Anyway…I’m beginning to get obsessed with semirings myself…
Strictly speaking, in the third example you have to take infinite _infima_, not suprema; you have also to add a minus infinity to ensure they exist (or restrict to bounded sets). With the latter provision (summing only bounded infinite subsets) all three examples you give enjoy the “easy summability” property. This observation has been systematically developed by the French school (where sigfpe’s knowledge comes from) and by Russians including [Grigory Litvinov](http://arxiv.org/abs/math/0009128).
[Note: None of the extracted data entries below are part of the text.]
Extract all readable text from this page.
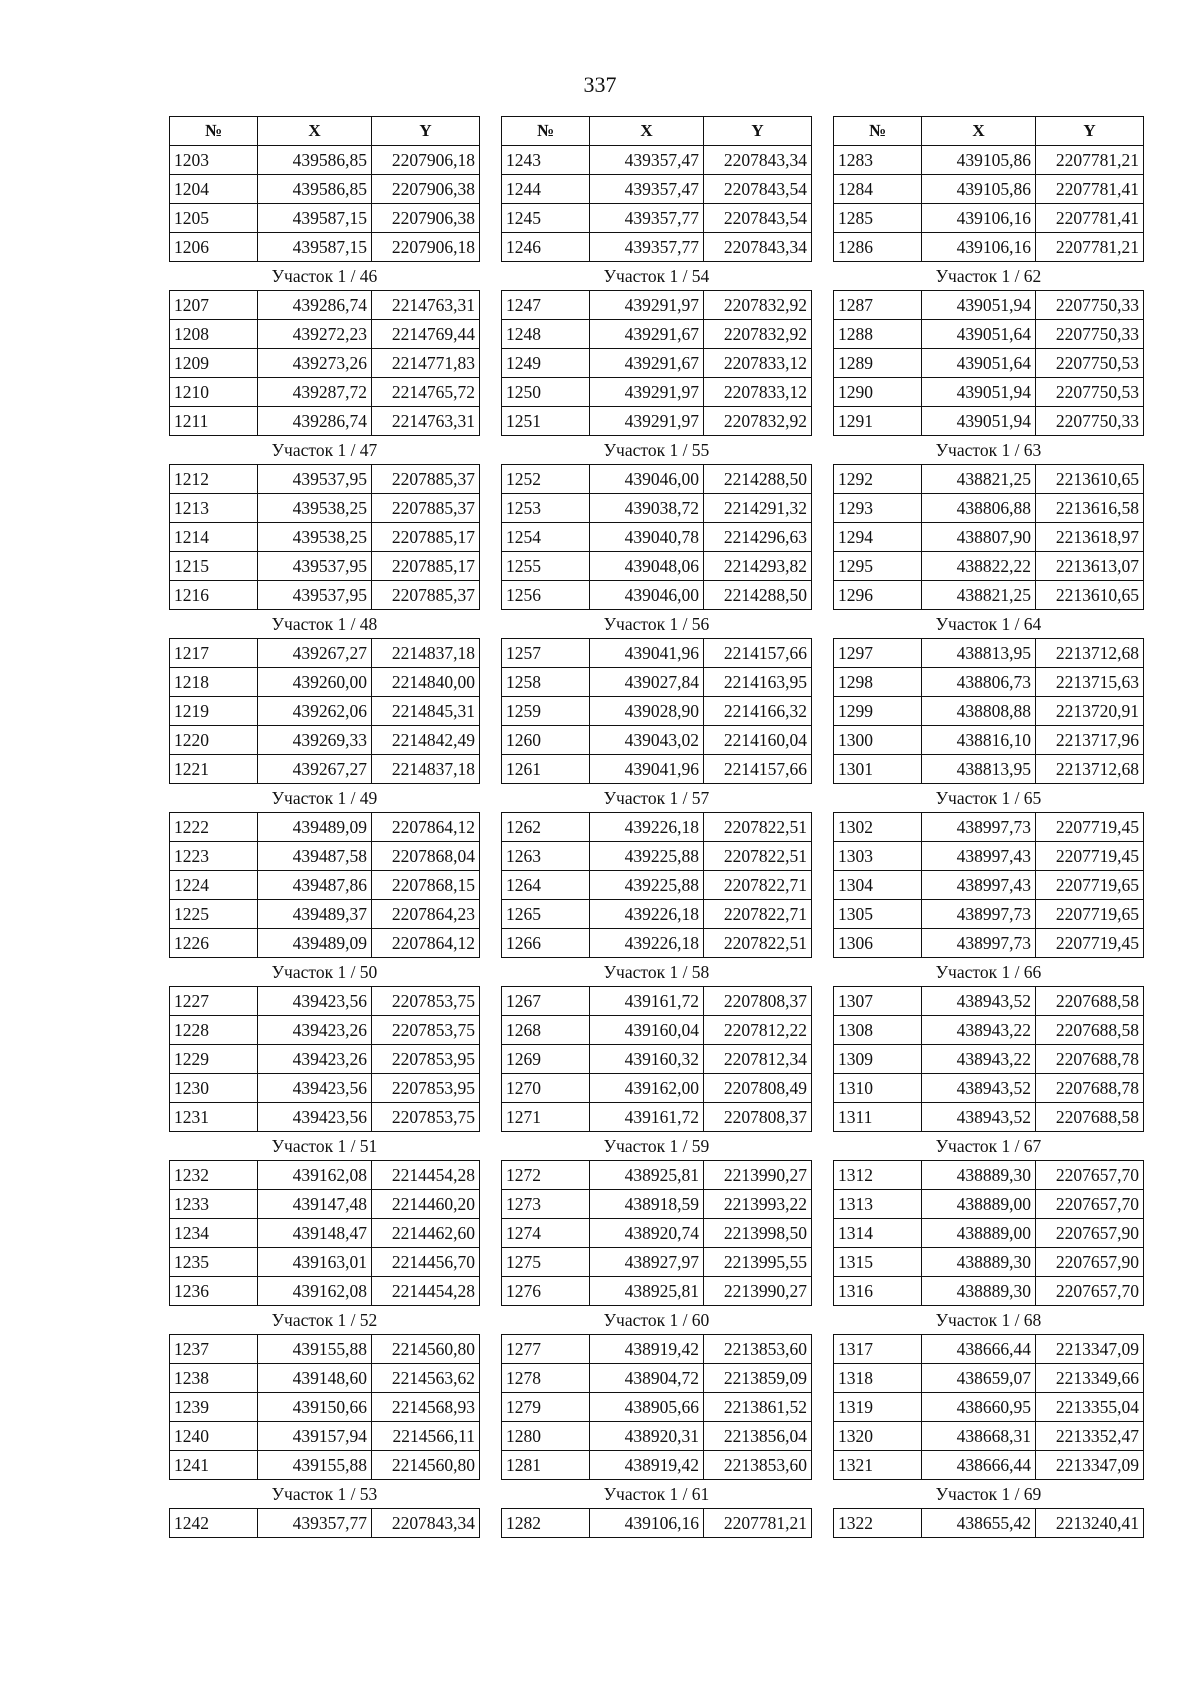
337
№	X	Y
1203	439586,85	2207906,18
1204	439586,85	2207906,38
1205	439587,15	2207906,38
1206	439587,15	2207906,18
Участок 1 / 46		
1207	439286,74	2214763,31
1208	439272,23	2214769,44
1209	439273,26	2214771,83
1210	439287,72	2214765,72
1211	439286,74	2214763,31
Участок 1 / 47		
1212	439537,95	2207885,37
1213	439538,25	2207885,37
1214	439538,25	2207885,17
1215	439537,95	2207885,17
1216	439537,95	2207885,37
Участок 1 / 48		
1217	439267,27	2214837,18
1218	439260,00	2214840,00
1219	439262,06	2214845,31
1220	439269,33	2214842,49
1221	439267,27	2214837,18
Участок 1 / 49		
1222	439489,09	2207864,12
1223	439487,58	2207868,04
1224	439487,86	2207868,15
1225	439489,37	2207864,23
1226	439489,09	2207864,12
Участок 1 / 50		
1227	439423,56	2207853,75
1228	439423,26	2207853,75
1229	439423,26	2207853,95
1230	439423,56	2207853,95
1231	439423,56	2207853,75
Участок 1 / 51		
1232	439162,08	2214454,28
1233	439147,48	2214460,20
1234	439148,47	2214462,60
1235	439163,01	2214456,70
1236	439162,08	2214454,28
Участок 1 / 52		
1237	439155,88	2214560,80
1238	439148,60	2214563,62
1239	439150,66	2214568,93
1240	439157,94	2214566,11
1241	439155,88	2214560,80
Участок 1 / 53		
1242	439357,77	2207843,34
№	X	Y
1243	439357,47	2207843,34
1244	439357,47	2207843,54
1245	439357,77	2207843,54
1246	439357,77	2207843,34
Участок 1 / 54		
1247	439291,97	2207832,92
1248	439291,67	2207832,92
1249	439291,67	2207833,12
1250	439291,97	2207833,12
1251	439291,97	2207832,92
Участок 1 / 55		
1252	439046,00	2214288,50
1253	439038,72	2214291,32
1254	439040,78	2214296,63
1255	439048,06	2214293,82
1256	439046,00	2214288,50
Участок 1 / 56		
1257	439041,96	2214157,66
1258	439027,84	2214163,95
1259	439028,90	2214166,32
1260	439043,02	2214160,04
1261	439041,96	2214157,66
Участок 1 / 57		
1262	439226,18	2207822,51
1263	439225,88	2207822,51
1264	439225,88	2207822,71
1265	439226,18	2207822,71
1266	439226,18	2207822,51
Участок 1 / 58		
1267	439161,72	2207808,37
1268	439160,04	2207812,22
1269	439160,32	2207812,34
1270	439162,00	2207808,49
1271	439161,72	2207808,37
Участок 1 / 59		
1272	438925,81	2213990,27
1273	438918,59	2213993,22
1274	438920,74	2213998,50
1275	438927,97	2213995,55
1276	438925,81	2213990,27
Участок 1 / 60		
1277	438919,42	2213853,60
1278	438904,72	2213859,09
1279	438905,66	2213861,52
1280	438920,31	2213856,04
1281	438919,42	2213853,60
Участок 1 / 61		
1282	439106,16	2207781,21
№	X	Y
1283	439105,86	2207781,21
1284	439105,86	2207781,41
1285	439106,16	2207781,41
1286	439106,16	2207781,21
Участок 1 / 62		
1287	439051,94	2207750,33
1288	439051,64	2207750,33
1289	439051,64	2207750,53
1290	439051,94	2207750,53
1291	439051,94	2207750,33
Участок 1 / 63		
1292	438821,25	2213610,65
1293	438806,88	2213616,58
1294	438807,90	2213618,97
1295	438822,22	2213613,07
1296	438821,25	2213610,65
Участок 1 / 64		
1297	438813,95	2213712,68
1298	438806,73	2213715,63
1299	438808,88	2213720,91
1300	438816,10	2213717,96
1301	438813,95	2213712,68
Участок 1 / 65		
1302	438997,73	2207719,45
1303	438997,43	2207719,45
1304	438997,43	2207719,65
1305	438997,73	2207719,65
1306	438997,73	2207719,45
Участок 1 / 66		
1307	438943,52	2207688,58
1308	438943,22	2207688,58
1309	438943,22	2207688,78
1310	438943,52	2207688,78
1311	438943,52	2207688,58
Участок 1 / 67		
1312	438889,30	2207657,70
1313	438889,00	2207657,70
1314	438889,00	2207657,90
1315	438889,30	2207657,90
1316	438889,30	2207657,70
Участок 1 / 68		
1317	438666,44	2213347,09
1318	438659,07	2213349,66
1319	438660,95	2213355,04
1320	438668,31	2213352,47
1321	438666,44	2213347,09
Участок 1 / 69		
1322	438655,42	2213240,41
The subject is indeed fascinating, and therefore it has been rediscovered several times under different names. The most recent incarnation is called “tropical math” and deals mostly with algebraic geometry; the idea is basically that max-plus algebraic geometry deals with convex polygones instead of algebraic curves. There is a little known [arXiv article](http://arxiv.org/abs/math/0005163) by Oleg Viro, which makes for a very good and readable introduction into the “tropical algebraic geometry.” More recent literature can easily be found in arXiv if you look for keywords such as “tropical” and “amoeba”; I also keep a bibliography [at CiteULike](http://www.citeulike.org/user/ansobol/tag/tropical); sorry for the plug
A very complete bibliography up to the late 1990s exists at [Stéphane Gaubert's site](http://amadeus.inria.fr/gaubert/PAPERS/abstract/abstract.html), but it does not cover the most recent “tropical” development.
Oops. I initially started with max-plus, but when I saw that sigfpe was min-plus, I changed it (but apparently not quite everywhere). Now fixed.